Aux espoirs inconsidérés des deux derniers siècles, qui nous ont ramenés à l’insignifiance et nous ont menés au bord de la mort nucléaire et non nucléaire, nous ne pouvons proposer qu’une recherche résolue de la main chaleureuse de Dieu, que nous avons dédaignée de manière si irréfléchie et insouciante. C’est seulement ainsi que nous pourrons ouvrir les yeux sur les erreurs de ce malheureux XXe siècle et que nos organisations pourront les corriger. Il n’y a rien d’autre à quoi se raccrocher dans le glissement de terrain: la vision combinée de tous les penseurs des Lumières ne vaut rien.

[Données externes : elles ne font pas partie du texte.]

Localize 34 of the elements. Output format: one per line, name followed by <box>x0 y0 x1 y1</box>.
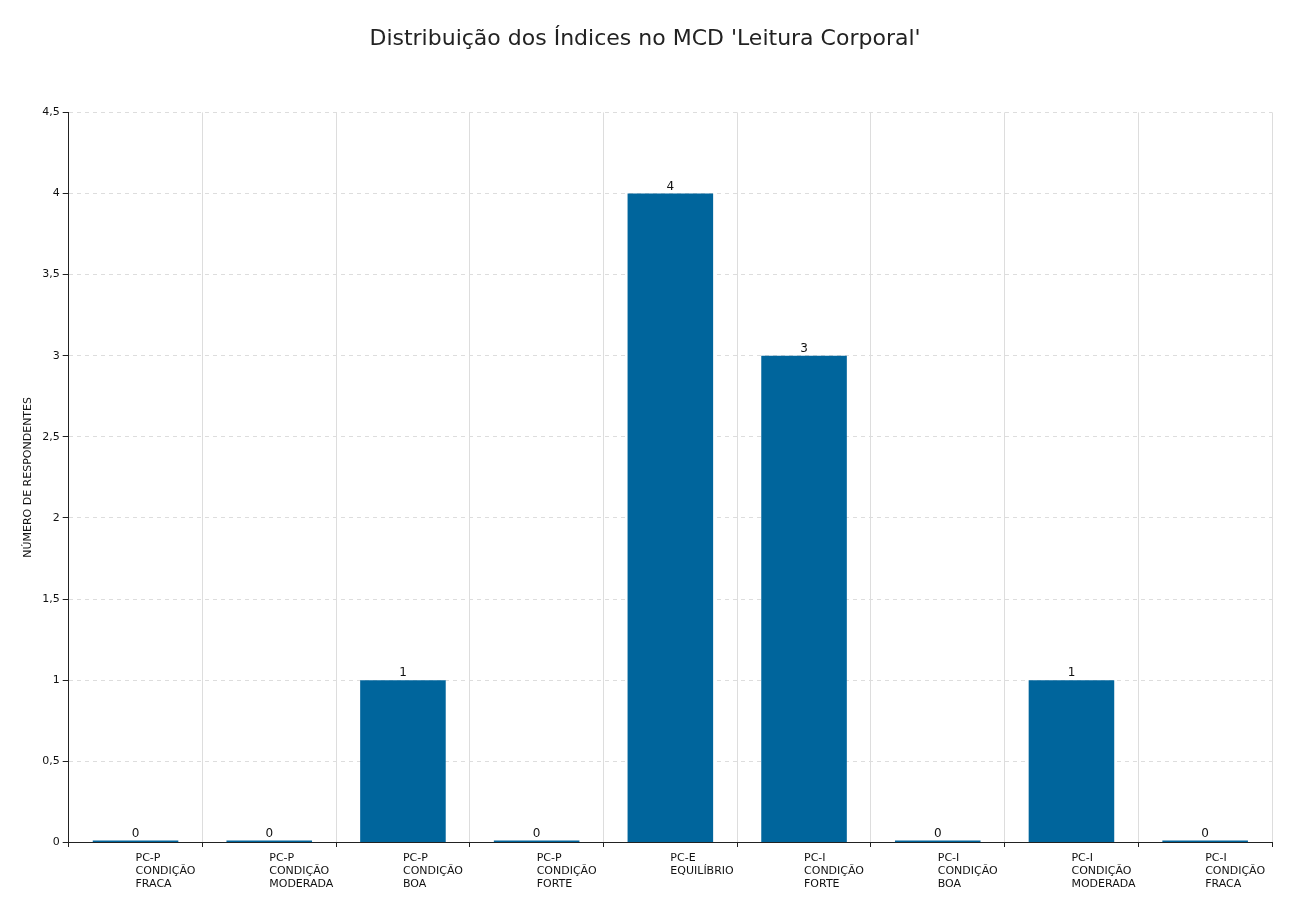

Nos cinq continents sont pris dans un tourbillon. Mais c’est lors de telles épreuves que se manifestent les plus grands dons de l’esprit humain. Si nous périssons et perdons ce monde, la faute en sera la nôtre.
[Alexandre Soljenitsyne, «Impiété: le premier pas vers le goulag». Conférence du prix Templeton, 10 mai 1983 (Londres).]